Adından da anlaşılacağı üzere kilise noel babaya ithaf edilmiş. Noel babanın Bari’de yaşadığı ve mezarının da bu kilise içinde yer aldığı belirtiliyor. Valla Noel baba konusunda aklım epey karıştı. Demre, İskandinavya, Bari derken Noel baba epey gezmiş anlaşılan J

Bahsedilen mezar…
Şehre özgü en önemli yiyecek orecchiette adını verdikleri makarna. Bu makarnanın taze taze yapılıp satıldığı bir sokak bulunuyor. Sokak boyunca tezgahları bulunan teyzeler orada makarna yapıp satıyorlar.
Gündüz bomboş olan sokaklar ve meydanlar gece cıvıl cıvıl bir hale bürünüyor.

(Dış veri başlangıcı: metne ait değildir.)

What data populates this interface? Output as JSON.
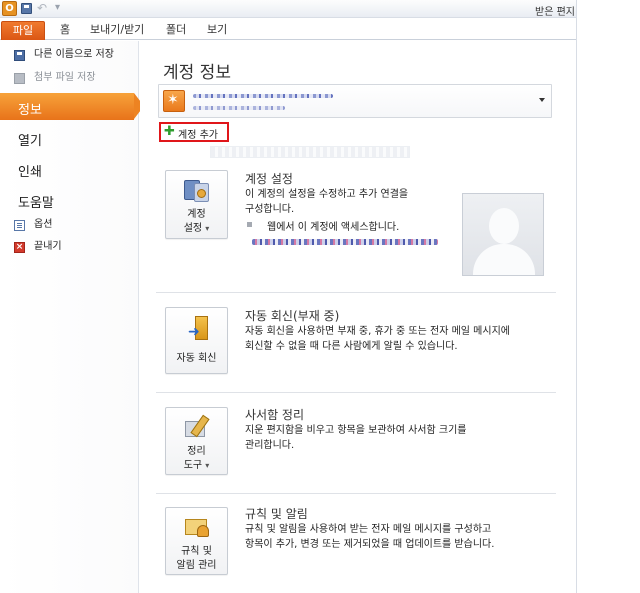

Bari’de en sevdiğim şeylerden biri de şehrin aydınlatması oldu. Şehir küçük sokak lambaları ile ve sarı ışık ile aydınlatılıyor. Sarı ışık aydınlatması o kadar hoş duruyor ki... Bari’ye uçakla inerken sarı ışıkla aydınlatılmış birbirine paralel sokaklar çok hoşuma gitmiş ve ben de masalsı bir hissiyat uyandırmıştı. Kaldığımız zaman da gece dışarı çıktığımızda bir kez daha güzelliğin farkına vardım.
Puglia’da Bari’den başka şehirler de gezdik. İlk fırsatta onları da yazmaya çalışıcam. Şimdilik hoşçakalın...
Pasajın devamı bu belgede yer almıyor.